Lecturers’ strike is a distress call, we need to respond

New developments continue to protract the strike; manifestly, this shove and pull make the student the underdog. The learning seizure in higher education continues to take a heavy toll on students. Save for the few private universities, students in public universities have been abandoned to their own devices.

On this occasion, the strike came impetuously since talks between players were not concluded. A closed-door meeting last month spelled the arrest of the academic calendar, this time, ad nauseam.

New twists and turns continue to snarl up the whole thing first was blame game, then accusations and counter-accusations and of late a court ruling.

In the latter case, the industrial and labor relations court ordered the lecturers to resume work by Monday 19 and gave the government 30 days to pay the dons.

Nevertheless, this ruling begot even more discontent as it was counteracted by a pledge to aggravate the industrial mass action and a bid to have the case heard in the appellate court.

By keenly examining these events, one can infer that strikes have become the end rather than a means to end disharmony in remuneration.

Amidst these tussles, the comrade has borne the brunt of violation of a right as fundamental as access to education. Resources of time have been lost and money wasted.
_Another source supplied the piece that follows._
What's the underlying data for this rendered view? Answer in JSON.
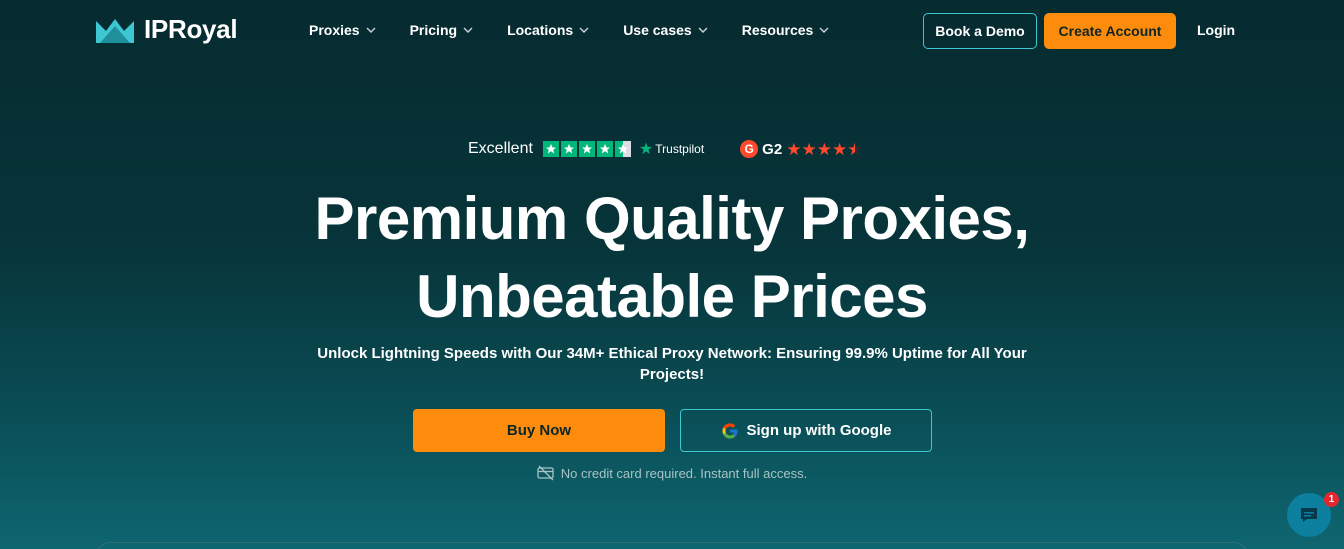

Could this terminate in a hastened semester where beating deadlines supersede quality education?

The comrade has had a fair share of injustices. Education has been an uphill task. Mind you, Kenya is yet to achieve the feat of Nobel Prize for Science and Literature.

Only the students can realize this. We, the cream of the society are expecting to adapt life just as our counterparts in private varsities, the Ivy Leaguers or the Silicon Valley research students.

A round-table, give-and-take negotiation shall see an end to this. All stakeholders need to meet each other halfway irrespective of their interests. Desperate times call for desperate measures.